Quando o Professor Melantonio, por exemplo, toca em temas políticos, que é uma de suas paixões, e descreve um debate de Carlos Lacerda, suas palavras e gestos dão contornos tão precisos à cena que os ouvintes têm a impressão de que estão sendo transportados para o local da discussão.
Mais dois conceitos ajudam, pelo menos em parte, a compreender a eloquência deste que foi o maior professor de comunicação verbal nos 50 anos em que esteve atuando. Um é o de La Bruyère, que defende ser a “a eloquência o dom que nos torna senhores do coração e do espírito dos outros”; o outro é o de Barboux, que argumenta que “a eloquência é um produto maravilhoso da cultura” e esclarece: “As belas letras, a história e a filosofia são materiais que o orador acumula para futuros discursos”.
Quanto a ter o dom para se tornar o senhor do coração e do espírito dos outros, estas minhas palavras hoje aqui nesta solenidade é uma prova do poder do mestre, pois agora, após quase 30 anos daquele nosso primeiro encontro, estou falando com reverência dessa pessoa que me inspirou tanto. Já Barboux parece ter assistido às suas aulas para fazer esse comentário, pois, além de ser excelente professor de história e escritor destacado, o Professor Melantonio é um apaixonado pela filosofia e, quando fala, toda essa cultura faz seu discurso se impregnar de citações, ilustrações e exemplos, nascidos no momento, diante dos ouvintes maravilhados com seu conhecimento.
Passei muitos anos ouvindo o Professor Melantonio falar como professor de sempre e como amigo, e nunca o vi tratar de um tema pelo qual não estivesse apaixonado. Fala com paixão da esposa Margot, dos quatro filhos, dos netos, dos pais já falecidos, dos alunos, do Corinthians, do socialismo, da maçonaria, da Academia Paulista de Educação e de sua inseparável amante, a oratória.
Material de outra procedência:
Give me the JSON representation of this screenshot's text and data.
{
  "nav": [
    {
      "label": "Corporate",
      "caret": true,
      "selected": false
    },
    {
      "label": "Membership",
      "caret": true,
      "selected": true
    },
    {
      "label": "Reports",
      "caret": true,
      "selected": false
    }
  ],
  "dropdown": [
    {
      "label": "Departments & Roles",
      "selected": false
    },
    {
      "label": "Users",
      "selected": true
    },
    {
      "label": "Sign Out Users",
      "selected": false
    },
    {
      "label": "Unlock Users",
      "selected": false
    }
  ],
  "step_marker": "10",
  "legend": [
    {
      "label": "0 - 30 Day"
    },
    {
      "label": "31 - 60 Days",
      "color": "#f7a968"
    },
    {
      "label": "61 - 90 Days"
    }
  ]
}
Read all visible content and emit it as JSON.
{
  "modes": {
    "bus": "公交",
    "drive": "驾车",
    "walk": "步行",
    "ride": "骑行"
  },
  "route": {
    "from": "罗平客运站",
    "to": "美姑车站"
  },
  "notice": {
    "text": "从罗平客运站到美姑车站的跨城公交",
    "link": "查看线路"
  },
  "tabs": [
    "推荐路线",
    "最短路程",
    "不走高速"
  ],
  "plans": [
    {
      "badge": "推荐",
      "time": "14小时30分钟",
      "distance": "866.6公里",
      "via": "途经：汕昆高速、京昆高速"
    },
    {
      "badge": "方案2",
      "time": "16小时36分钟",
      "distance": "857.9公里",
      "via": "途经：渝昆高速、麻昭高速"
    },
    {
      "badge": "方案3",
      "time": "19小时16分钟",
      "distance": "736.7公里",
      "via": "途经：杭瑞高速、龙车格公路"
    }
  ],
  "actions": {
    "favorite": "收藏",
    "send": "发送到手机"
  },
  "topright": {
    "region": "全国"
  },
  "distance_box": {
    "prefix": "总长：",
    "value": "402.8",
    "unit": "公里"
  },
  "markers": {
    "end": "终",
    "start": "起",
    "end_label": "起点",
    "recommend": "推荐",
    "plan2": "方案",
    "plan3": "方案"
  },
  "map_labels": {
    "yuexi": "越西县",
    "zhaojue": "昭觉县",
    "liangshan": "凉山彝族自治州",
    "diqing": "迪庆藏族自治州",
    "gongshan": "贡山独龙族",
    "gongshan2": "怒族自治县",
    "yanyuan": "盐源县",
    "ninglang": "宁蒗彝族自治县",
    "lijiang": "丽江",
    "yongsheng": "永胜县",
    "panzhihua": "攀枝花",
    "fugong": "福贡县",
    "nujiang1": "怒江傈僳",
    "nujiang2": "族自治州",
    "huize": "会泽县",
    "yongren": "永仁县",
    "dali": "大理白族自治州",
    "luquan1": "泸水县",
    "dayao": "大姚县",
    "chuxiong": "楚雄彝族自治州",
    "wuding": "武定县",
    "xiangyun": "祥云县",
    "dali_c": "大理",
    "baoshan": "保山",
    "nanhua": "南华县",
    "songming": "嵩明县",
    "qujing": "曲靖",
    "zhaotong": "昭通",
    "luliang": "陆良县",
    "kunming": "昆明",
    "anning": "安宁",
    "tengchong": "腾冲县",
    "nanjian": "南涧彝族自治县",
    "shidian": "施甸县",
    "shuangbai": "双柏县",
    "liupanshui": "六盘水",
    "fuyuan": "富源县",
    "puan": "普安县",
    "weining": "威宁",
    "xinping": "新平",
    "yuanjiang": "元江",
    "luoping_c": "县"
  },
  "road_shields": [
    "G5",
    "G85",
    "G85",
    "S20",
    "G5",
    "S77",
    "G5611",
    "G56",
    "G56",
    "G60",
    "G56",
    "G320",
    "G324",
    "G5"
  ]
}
Nascido em São Paulo, neto de italianos e portugueses, dedicou a vida à educação, lecionando e dirigindo escolas primárias, secundárias e superiores. Entre suas múltiplas atividades foi jornalista, escritor, radialista e produtor de TV. Possui extensa e eclética formação em diferentes áreas, como História, Direito e Filosofia. Escritor renomado e autor principalmente de obras paradidáticas. Ainda nos idos dos anos 1970 tive a oportunidade de comparecer ao lançamento do seu livro Da necessidade do General Rui Barbosa, e ainda hoje guardo na memória o maior sucesso de público em noite de autógrafos que já presenciei, com as pessoas lotando todas as dependências da União Brasileira de Escritores.
Para ler seu currículo completo talvez uma outra seção como esta não seria suficiente. Portanto, vou apenas me referir rapidamente a alguns de seus feitos:
Foi Presidente da União Cultural Latino-americana, com sede no México. Lecionou História das Américas na Universidade de Havana. Foi Diretor da União Brasileira dos Escritores e do Sindicato de Escritores do Estado de São Paulo. Foi Presidente do Sindicato e da Federação dos Professores do Estado de São Paulo e Fundador da Academia Paulista de Educação.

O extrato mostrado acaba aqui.